Anyway, back to the story. My supersmart student has sent out feelers and, yes, you guessed it, the ArchNemesis has  funding and is -- wait for it -- really interested in the work the student has been doing (which is btw a continuation of my work from when I was a student, and which A.N. has been shitting on every chance he gets). The student asked for my opinion (it's no secret that I don't care for this guy) about going there. He was invited for an interview (A.N. was surprisingly upbeat and welcoming in his email to the student.)


One thing is that I really don't want to give A. N. is the benefit of the years of my work on a difficult project, the one project he has been so dismissive about, but in which he is now very interested. Blech -- the prospect of us being collaborators makes my skin cringe. Or worse yet -- the prospect of him just taking over my student's work and putting like 10 people on it and totally obliterating any continuing effort I have on the topic? Now that really makes me feel sick.


But, I took a big breath and put on my Big Girl Pants and my Advisor Hat (yes, they match) and I told my student that, ideally, he should form his own opinions and own relationships with people in the community, and try not to be prejudiced by what his elders (such as me) tell him of certain people. I told him as objectively as I could what I thought of A. N. (what A.N.'s  professional strengths and weaknesses are) but that A. N.'s university has lots of resources, several excellent faculty and a number of postdocs and research scientists from whom the student can learn a lot, and last but not least -- that A.N. and his colleagues have connections that will be a tremendous help with subsequent job placement. If A. N. was not going to discriminate against my student because he hates me, I certainly should not prevent the student from a potentially beneficial placement.

So what do you think, blogosphere?
Can archnemeses stop being so by exchanging a student and turn into happy collaborators? Can there ever be trust after years of mistrust?
Will my student be happy working with the advisor's enemy? Would you advise the student differently -- to stay away from A. N., and if so, why?


4 comments:

Ewan said...

If things are this horrendous, I would explicitly note to my students the possibility - probability? - that A.N. may be seeking to further exact pain on you via abuse of said student.

Comrade PhysioProf said...

What you should be telling your grad student is that one of the major purposes of post-doctoral training is to expand your scientific expertise beyond what you worked on as a grad student, and thus that she would be ill-advised to take a post-doc position where the expectation would be to work on a continuation of grad student work.

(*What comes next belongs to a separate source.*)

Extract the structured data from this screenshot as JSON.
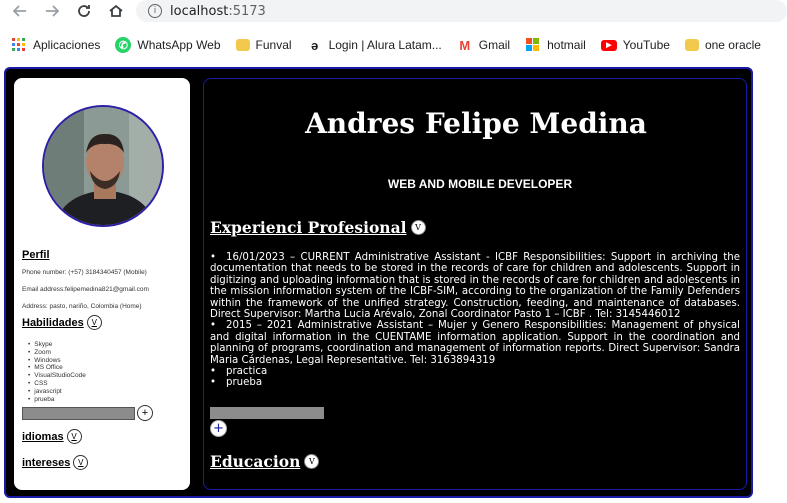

Your student is at risk of becoming a one-trick pony, which will have an adverse effect on future career trajectory.

Yael said...

Exactly what CPP said.

1. Don't know about NSF, but NIH F32s expect some kind of change which will have training potential (ie not doing the same thing). My advisor was very happy that I decided to switch model systems.

2. As a postdoc, I wouldn't even think about working for grad advisor's competitors or collaborators, because of a possibility that I might end up working on the same things as my PhD work/continually be exposed to the same ideas from that field even if I am working on a different project.

Crystal Voodoo said...

My grad lab had A.N. who would actively burn papers and grants at every opportunity. He also happened to be the central coordinating hub in the field on an international scale (literally earning 2-3 pubs a month by association alone).

And one day my PI gets an email. Sure enough he discovered that his collaborator who performed analogous experiments to our own was publishing crap and as a result burned through a lot of grant money based on bad info. He decided to suck up 25 years of bad blood and reach out. It is now a very profitable relationship. Occasionally even the oldest antagonistic relationships can be healed.